26 outubro 2009 - 00h00

O produtor de leite sabe bem o trabalho que dá manter a higiene na criação. Mas o que pouca gente sabe é que a diferença entre um curral limpo e outro sujo pode representar muito mais que uma questão só de higiene.
O manejo do esterco pode render economia e lucros para o criador. A reportagem do José Hamilton Ribeiro e do Sandro Queiroz mostra como isso é possível.
Estamos chegando a Bom Despacho, centro oeste de Minas Gerais, a 200 quilômetros de Belo Horizonte, região tradicional de pecuária. Ao lado de pinheiros é possível ver a chegada da agricultura moderna na forma de um ciclo verde dos pivôs de irrigação. 
O  município tem cerca de 50 mil habitantes, alguma atividade diversificada, mas o leite ainda é o carro chefe da economia. Com 2.500 associados a cooperativa é a maior empresa de Bom Despacho e tão importante para o mundo rural que o escritório da Emater fica dentro de seu terreno.
Ali trabalha o agrônomo Fábio Gonçalves, com mais de 10 anos percorrendo as instalações de leite da região. Fábio observa que num manejo básico o aproveitamento do estrume ainda não é praticado direito pela maioria.

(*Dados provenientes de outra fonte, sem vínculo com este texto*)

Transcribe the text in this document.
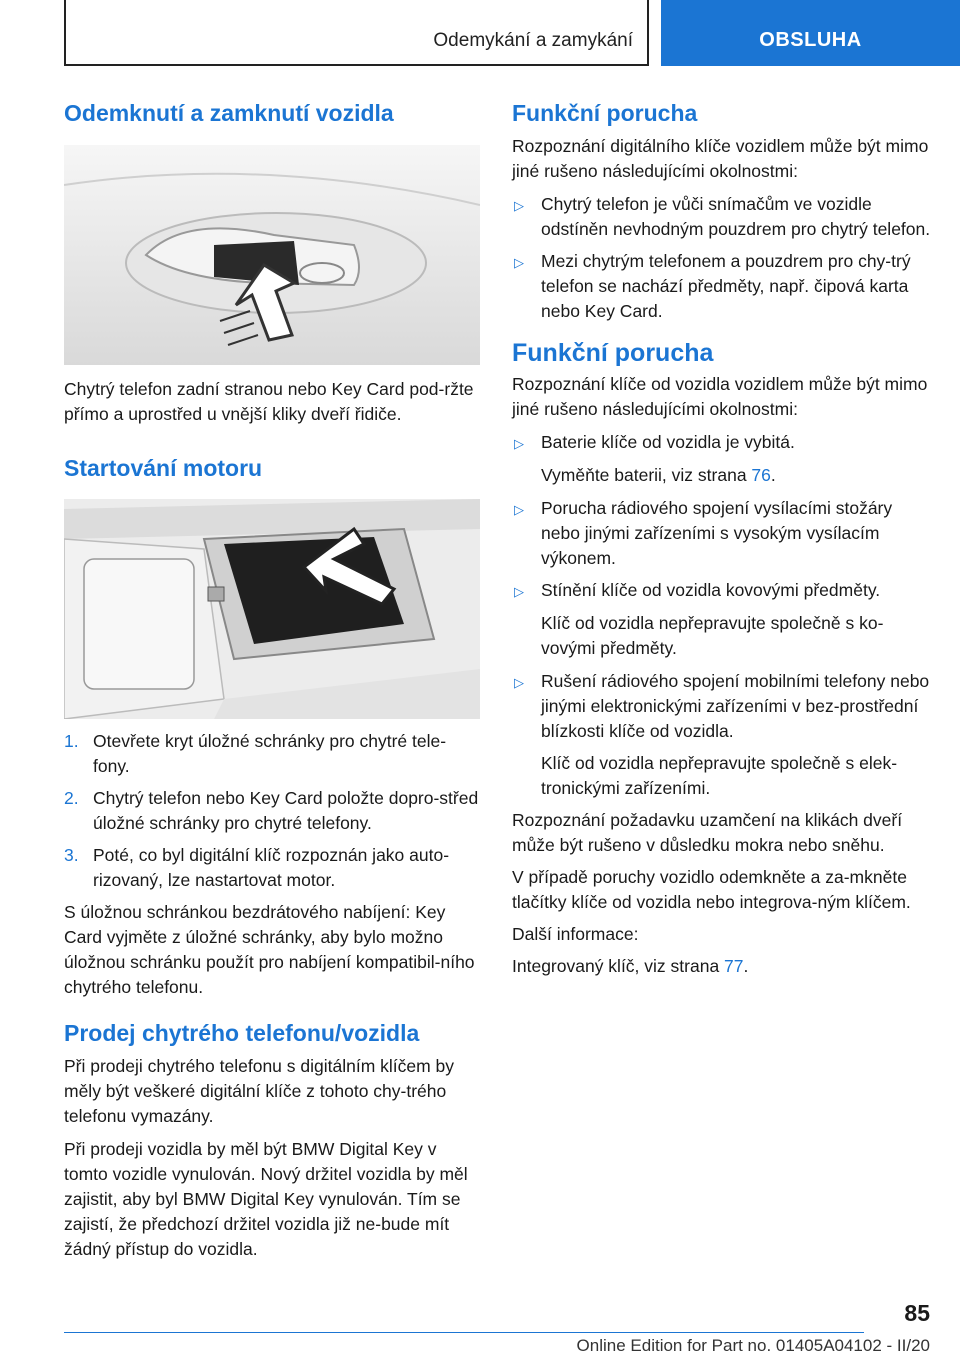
Odemykání a zamykání	OBSLUHA
Odemknutí a zamknutí vozidla

Chytrý telefon zadní stranou nebo Key Card pod‐ržte přímo a uprostřed u vnější kliky dveří řidiče.

Startování motoru
1. Otevřete kryt úložné schránky pro chytré tele‐fony.
2. Chytrý telefon nebo Key Card položte dopro‐střed úložné schránky pro chytré telefony.
3. Poté, co byl digitální klíč rozpoznán jako auto‐rizovaný, lze nastartovat motor.

S úložnou schránkou bezdrátového nabíjení: Key Card vyjměte z úložné schránky, aby bylo možno úložnou schránku použít pro nabíjení kompatibil‐ního chytrého telefonu.

Prodej chytrého telefonu/vozidla

Při prodeji chytrého telefonu s digitálním klíčem by měly být veškeré digitální klíče z tohoto chy‐trého telefonu vymazány.

Při prodeji vozidla by měl být BMW Digital Key v tomto vozidle vynulován. Nový držitel vozidla by měl zajistit, aby byl BMW Digital Key vynulován. Tím se zajistí, že předchozí držitel vozidla již ne‐bude mít žádný přístup do vozidla.

Funkční porucha

Rozpoznání digitálního klíče vozidlem může být mimo jiné rušeno následujícími okolnostmi:

▷ Chytrý telefon je vůči snímačům ve vozidle odstíněn nevhodným pouzdrem pro chytrý telefon.
▷ Mezi chytrým telefonem a pouzdrem pro chy‐trý telefon se nachází předměty, např. čipová karta nebo Key Card.
Funkční porucha

Rozpoznání klíče od vozidla vozidlem může být mimo jiné rušeno následujícími okolnostmi:

▷ Baterie klíče od vozidla je vybitá.

Vyměňte baterii, viz strana 76.

▷ Porucha rádiového spojení vysílacími stožáry nebo jinými zařízeními s vysokým vysílacím výkonem.
▷ Stínění klíče od vozidla kovovými předměty.

Klíč od vozidla nepřepravujte společně s ko‐vovými předměty.

▷ Rušení rádiového spojení mobilními telefony nebo jinými elektronickými zařízeními v bez‐prostřední blízkosti klíče od vozidla.

Klíč od vozidla nepřepravujte společně s elek‐tronickými zařízeními.

Rozpoznání požadavku uzamčení na klikách dveří může být rušeno v důsledku mokra nebo sněhu.

V případě poruchy vozidlo odemkněte a za‐mkněte tlačítky klíče od vozidla nebo integrova‐ným klíčem.

Další informace:

Integrovaný klíč, viz strana 77.

85
Online Edition for Part no. 01405A04102 - II/20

“Hoje nós temos menos de um por cento dos produtores utilizando isso para a geração de energia. Em torno de 10% é o que faz aquilo que a gente considera como o manejo correto, que faz primeiro a compostagem do material para depois levar para as lavouras ou para as pastagens. E a grande maioria, em torno de 90%, faz simplesmente a retirada deste material da sala de ordenha e leva diretamente para as campineiras, para a cana, para as pastagens. Esse material, como ele não está decomposto, pode estar retirando nitrogênio do solo, num primeiro momento, para fazer a decomposição deste material”, explica.
O agrônomo da Emater diz que muita gente não está valorizando o lado econômico. Uma vaca de leite comum produz cerca de 25 quilos de dejetos por dia. Numa propriedade pequena de 20 vacas são 500 quilos a cada 24 horas. Fábio faz as contas considerando apenas 100 dias do período da seca, época em que os animais ficam praticamente confinados. São 50 toneladas de esterco que devidamente manejado significam 250 quilos de nitrogênio, 150 quilos de fósforo e 250 quilos de potássio.

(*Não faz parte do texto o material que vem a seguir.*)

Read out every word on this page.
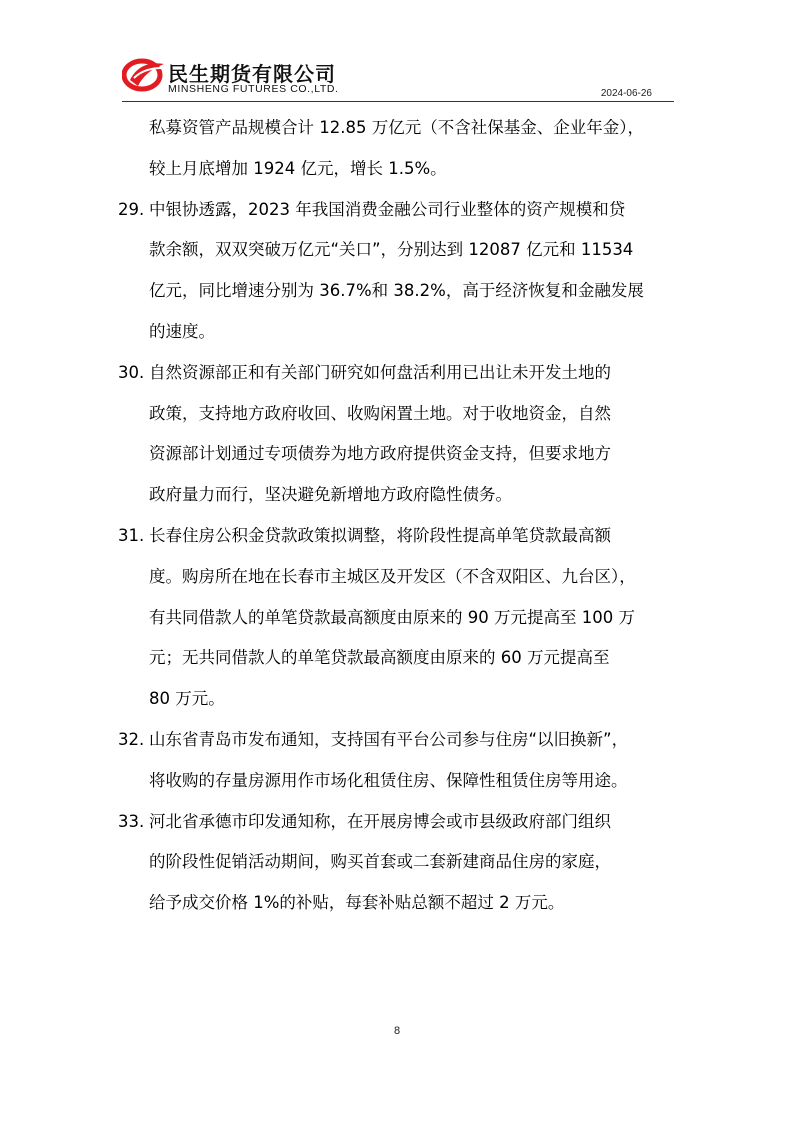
民生期货有限公司
MINSHENG FUTURES CO.,LTD.	2024-06-26
私募资管产品规模合计 12.85 万亿元（不含社保基金、企业年金），
较上月底增加 1924 亿元，增长 1.5%。
29. 中银协透露，2023 年我国消费金融公司行业整体的资产规模和贷
款余额，双双突破万亿元“关口”，分别达到 12087 亿元和 11534
亿元，同比增速分别为 36.7%和 38.2%，高于经济恢复和金融发展
的速度。
30. 自然资源部正和有关部门研究如何盘活利用已出让未开发土地的
政策，支持地方政府收回、收购闲置土地。对于收地资金，自然
资源部计划通过专项债券为地方政府提供资金支持，但要求地方
政府量力而行，坚决避免新增地方政府隐性债务。
31. 长春住房公积金贷款政策拟调整，将阶段性提高单笔贷款最高额
度。购房所在地在长春市主城区及开发区（不含双阳区、九台区），
有共同借款人的单笔贷款最高额度由原来的 90 万元提高至 100 万
元；无共同借款人的单笔贷款最高额度由原来的 60 万元提高至
80 万元。
32. 山东省青岛市发布通知，支持国有平台公司参与住房“以旧换新”，
将收购的存量房源用作市场化租赁住房、保障性租赁住房等用途。
33. 河北省承德市印发通知称，在开展房博会或市县级政府部门组织
的阶段性促销活动期间，购买首套或二套新建商品住房的家庭，
给予成交价格 1%的补贴，每套补贴总额不超过 2 万元。
8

“Isso aí a preço de mercado hoje seria uma adubação, que com o adubo químico, ficaria em torno de dois mil reais para o produtor. Isso é muito significativo para uma propriedade de vinte animais. Talvez seja o lucro que esteja indo ralo abaixo”, alerta.
Em outra fazenda o esterco é dor de cabeça, ele escorre direto do curral para o chão, produzindo até atoleiro. Resultado: desperdício, sujeira, mosquito, mau cheiro e certamente um problema ambiental.
Wesley Rodrigues, filho do dono da fazenda tem consciência de que está errado, mas no momento, a prioridade na fazenda é a produção de verdura. Preferiu, no entanto, resolver a questão do esterco rapidamente.
“O produtor sofre muito nesta hora por causa do baixo custo de leite e a matéria prima que a gente utiliza vai acima do valor do leite”, afirma ele.
Já em outra fazenda é tudo limpinho. O esterco é manejado corretamente, mas o custo da energia chega a doer. Eletricidade para ligar motor, bombas e ainda esquema de trator com tanque para esparramar chorume no pasto.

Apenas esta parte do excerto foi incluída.